1 These SKUs aren't available in all regions. To request using these SKUs in regions where they're not available, contact your Microsoft account manager.

Assess your capacity load

To test or assess your capacity load:

  1. Create a Premium Power BI Embedded capacity in Azure for the testing. Use a subscription associated with the same Microsoft Entra tenant as your Power BI tenant and a user account that's signed in to that same tenant.​

  2. Assign the workspace (or workspaces) you'll use to test to the Premium capacity you created. You can assign a workspace in one of the following ways:

  3. As the capacity admin, install the Microsoft Fabric Capacity Metrics app. Provide the capacity ID and time (in days) to monitor, and then refresh the data.

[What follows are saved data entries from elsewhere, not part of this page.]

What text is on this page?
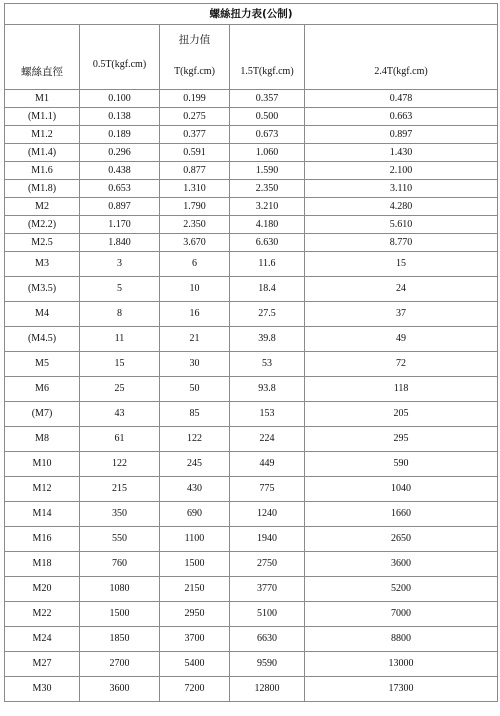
螺絲扭力表(公制)				
		扭力值		
螺絲直徑	0.5T(kgf.cm)	T(kgf.cm)	1.5T(kgf.cm)	2.4T(kgf.cm)
M1	0.100	0.199	0.357	0.478
(M1.1)	0.138	0.275	0.500	0.663
M1.2	0.189	0.377	0.673	0.897
(M1.4)	0.296	0.591	1.060	1.430
M1.6	0.438	0.877	1.590	2.100
(M1.8)	0.653	1.310	2.350	3.110
M2	0.897	1.790	3.210	4.280
(M2.2)	1.170	2.350	4.180	5.610
M2.5	1.840	3.670	6.630	8.770
M3	3	6	11.6	15
(M3.5)	5	10	18.4	24
M4	8	16	27.5	37
(M4.5)	11	21	39.8	49
M5	15	30	53	72
M6	25	50	93.8	118
(M7)	43	85	153	205
M8	61	122	224	295
M10	122	245	449	590
M12	215	430	775	1040
M14	350	690	1240	1660
M16	550	1100	1940	2650
M18	760	1500	2750	3600
M20	1080	2150	3770	5200
M22	1500	2950	5100	7000
M24	1850	3700	6630	8800
M27	2700	5400	9590	13000
M30	3600	7200	12800	17300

  4. Use the Power BI Capacity Load Assessment Tool to assess your capacity needs. This GitHub repository also includes a video walk-through. Use this tool carefully: test with up to a few dozen concurrent simulated users and extrapolate for higher concurrent loads (hundreds or thousands, depending on your needs.) For more information, see Assess your capacity load. Alternatively, use other load testing tools, but treat the iFrame as a black box and simulate user activity via JavaScript code.

  5. Use the Microsoft Fabric Capacity Metrics app that you​ installed in step 3 to monitor the capacity utilization incurred via the load testing tool. Alternatively, you can monitor the capacity by checking the Premium metrics by using alerts in Azure Monitor.

Consider using a larger SKU for your capacity if the actual CPU incurred on your capacity by the load testing is approaching the capacity limit.

Set up autoscale

You can use the following autoscaling technique to elastically resize your A-SKU capacity to address its current memory and CPU needs.

  • Use the Capacities Update API to scale the capacity SKU up or down. To see how to use the API to create your own scripts for scaling up and down, see a runbook PowerShell script capacity scale-up sample.

  • Use Monitor alerts to track the following Power BI Embedded capacity metrics:

    • Overload (1 if your capacity's CPU has surpassed 100 percent and is in an overloaded state, otherwise 0)
    • CPU (percentage of CPU utilization)
    • CPU Per Workload if specific workloads (like paginated reports) are used
  • Configure the Monitor alerts so that when these metrics hit the specified values, a script run is triggered that scales the capacity up or down.

For example, you can create a rule that invokes the scale-up capacity runbook to update the capacity to a higher SKU if the overload is 1 or if the CPU value is 95 percent. You can also create a rule that invokes a scale-down capacity runbook script to update the capacity to a lower SKU if the CPU value drops below 45 or 50 percent.

You can also invoke scale-up and scale-down runbooks programmatically on demand before and after a semantic model is refreshed. This approach ensures your capacity has enough RAM (GB) for large semantic models that use that capacity.